The effect of native point defect thermodynamics on off-stoichiometry in β-Mg ₁₇Al ₁₂

The mechanical strength of Mg-Al-Zn alloys can be affected by a fine spatial dispersion of β-Mg ₁₇Al ₁₂ precipitates in the Mg matrix. In an effort to understand the phase stability and the unusual asymmetric off-stoichiometry observed in β-Mg ₁₇Al ₁₂, we have performed a series of first-principles density functional theory (DFT) calculations of bulk and defect properties of Mg ₁₇Al ₁₂. Specifically, we consider native point defects (i.e. vacancies and anti-sites) in all four sublattices of Mg ₁₇Al ₁₂, i.e. 2a, 8c, 24g (Mg) and 24g (Al).

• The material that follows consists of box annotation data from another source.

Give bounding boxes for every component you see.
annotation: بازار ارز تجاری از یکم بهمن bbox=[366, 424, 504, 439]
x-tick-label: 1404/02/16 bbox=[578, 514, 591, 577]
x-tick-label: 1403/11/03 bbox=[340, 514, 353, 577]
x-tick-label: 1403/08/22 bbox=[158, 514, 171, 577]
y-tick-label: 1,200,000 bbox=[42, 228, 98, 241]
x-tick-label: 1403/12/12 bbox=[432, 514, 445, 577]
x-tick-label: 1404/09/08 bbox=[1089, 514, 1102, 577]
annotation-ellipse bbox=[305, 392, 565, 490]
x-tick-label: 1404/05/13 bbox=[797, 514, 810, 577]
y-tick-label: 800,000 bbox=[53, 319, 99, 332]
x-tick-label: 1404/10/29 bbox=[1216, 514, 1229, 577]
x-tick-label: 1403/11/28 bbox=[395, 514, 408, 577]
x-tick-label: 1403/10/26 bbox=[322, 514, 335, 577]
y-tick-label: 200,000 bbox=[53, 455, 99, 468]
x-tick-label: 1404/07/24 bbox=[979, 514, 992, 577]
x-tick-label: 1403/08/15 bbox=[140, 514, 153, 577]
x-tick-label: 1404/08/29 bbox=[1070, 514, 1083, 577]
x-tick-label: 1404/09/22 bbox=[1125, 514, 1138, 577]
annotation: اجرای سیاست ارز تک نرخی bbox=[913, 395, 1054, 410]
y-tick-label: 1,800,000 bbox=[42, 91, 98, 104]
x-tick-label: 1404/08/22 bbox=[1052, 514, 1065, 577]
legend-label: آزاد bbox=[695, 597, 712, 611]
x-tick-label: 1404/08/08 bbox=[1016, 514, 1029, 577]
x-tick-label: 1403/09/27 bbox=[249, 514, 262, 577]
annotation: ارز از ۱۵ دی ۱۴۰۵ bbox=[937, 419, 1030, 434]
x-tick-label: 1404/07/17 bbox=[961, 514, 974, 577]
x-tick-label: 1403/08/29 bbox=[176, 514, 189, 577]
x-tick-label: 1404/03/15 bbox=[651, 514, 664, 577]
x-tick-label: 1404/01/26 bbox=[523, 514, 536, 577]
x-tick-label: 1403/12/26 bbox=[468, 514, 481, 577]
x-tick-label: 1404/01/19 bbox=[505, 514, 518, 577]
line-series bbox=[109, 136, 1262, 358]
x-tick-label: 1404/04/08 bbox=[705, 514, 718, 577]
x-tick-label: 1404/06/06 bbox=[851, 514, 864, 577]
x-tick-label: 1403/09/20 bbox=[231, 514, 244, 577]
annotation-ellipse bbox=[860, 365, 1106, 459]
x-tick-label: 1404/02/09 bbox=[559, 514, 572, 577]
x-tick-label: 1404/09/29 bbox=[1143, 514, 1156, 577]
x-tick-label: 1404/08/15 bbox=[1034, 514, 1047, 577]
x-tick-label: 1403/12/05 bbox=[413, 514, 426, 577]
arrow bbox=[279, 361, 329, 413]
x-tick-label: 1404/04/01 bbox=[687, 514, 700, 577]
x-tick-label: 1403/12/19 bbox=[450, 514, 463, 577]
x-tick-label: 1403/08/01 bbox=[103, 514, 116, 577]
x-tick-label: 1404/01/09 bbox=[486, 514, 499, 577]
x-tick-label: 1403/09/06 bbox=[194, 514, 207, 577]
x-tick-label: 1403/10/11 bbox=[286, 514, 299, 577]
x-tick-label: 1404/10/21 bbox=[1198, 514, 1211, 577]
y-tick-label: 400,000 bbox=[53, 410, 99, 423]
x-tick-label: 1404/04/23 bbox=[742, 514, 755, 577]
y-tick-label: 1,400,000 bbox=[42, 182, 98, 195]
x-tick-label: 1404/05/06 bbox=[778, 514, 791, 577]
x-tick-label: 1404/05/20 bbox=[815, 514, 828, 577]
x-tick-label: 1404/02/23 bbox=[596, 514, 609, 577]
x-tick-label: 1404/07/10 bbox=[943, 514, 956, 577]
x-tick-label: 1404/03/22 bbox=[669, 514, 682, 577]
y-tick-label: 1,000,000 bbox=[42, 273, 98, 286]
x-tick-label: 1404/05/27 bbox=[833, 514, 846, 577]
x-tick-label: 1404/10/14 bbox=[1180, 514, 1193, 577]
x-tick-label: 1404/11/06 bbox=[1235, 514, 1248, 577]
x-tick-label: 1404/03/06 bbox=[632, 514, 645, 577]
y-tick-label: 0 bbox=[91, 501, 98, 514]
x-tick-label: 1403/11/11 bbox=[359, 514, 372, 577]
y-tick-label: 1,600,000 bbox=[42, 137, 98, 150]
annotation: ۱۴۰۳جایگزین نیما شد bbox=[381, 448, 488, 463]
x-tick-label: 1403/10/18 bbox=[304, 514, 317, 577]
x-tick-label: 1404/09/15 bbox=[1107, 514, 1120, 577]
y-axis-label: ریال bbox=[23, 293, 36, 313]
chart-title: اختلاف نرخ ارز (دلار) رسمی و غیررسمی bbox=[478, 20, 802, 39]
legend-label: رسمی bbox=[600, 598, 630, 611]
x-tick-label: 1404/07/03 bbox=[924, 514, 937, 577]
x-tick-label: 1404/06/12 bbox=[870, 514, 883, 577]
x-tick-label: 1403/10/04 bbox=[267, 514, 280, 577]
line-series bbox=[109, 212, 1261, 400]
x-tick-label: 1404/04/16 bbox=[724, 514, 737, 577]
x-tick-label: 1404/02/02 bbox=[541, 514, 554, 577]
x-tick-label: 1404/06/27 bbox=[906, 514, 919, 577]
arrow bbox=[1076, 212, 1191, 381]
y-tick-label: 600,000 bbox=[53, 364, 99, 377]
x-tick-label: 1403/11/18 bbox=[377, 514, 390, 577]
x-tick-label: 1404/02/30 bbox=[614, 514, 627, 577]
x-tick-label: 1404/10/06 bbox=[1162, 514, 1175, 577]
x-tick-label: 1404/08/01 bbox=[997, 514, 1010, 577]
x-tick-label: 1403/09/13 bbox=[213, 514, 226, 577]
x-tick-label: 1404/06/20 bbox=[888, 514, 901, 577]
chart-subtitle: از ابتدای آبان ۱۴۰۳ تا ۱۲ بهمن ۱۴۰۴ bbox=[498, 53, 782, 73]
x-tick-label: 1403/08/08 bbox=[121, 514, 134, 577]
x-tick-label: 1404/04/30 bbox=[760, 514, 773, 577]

The T = 0 K static energies of defect Mg ₁₇Al ₁₂ supercells indicate that anti-site defects are energetically favored over vacancies, and the lowest anti-site defect formation energies are in 24g sites for both Al _Mg and Mg _Al. These Al-rich and Mg-rich anti-site defect formation energies are similar in magnitude, and thus do not explain the asymmetric off-stoichiometry of Mg ₁₇Al ₁₂. We also investigate the effect of atomic vibrations via DFT phonon calculations on native point defect free energies of Mg ₁₇Al ₁₂ and combine these entropic contributions with the point defect formation energies to evaluate the thermodynamics of off-stoichiometry in this phase. We find that the formation of the Al _Mg anti-site is not strongly stabilized by vibrational entropy. Thus, we conclude that the observed asymmetry in the off-stoichiometry of the β-Mg ₁₇Al ₁₂ phase in the Mg-Al phase diagram is not explained by simple native point defect thermodynamics, and must involve a more complicated defect formation mechanism, such as multi-defect clustering.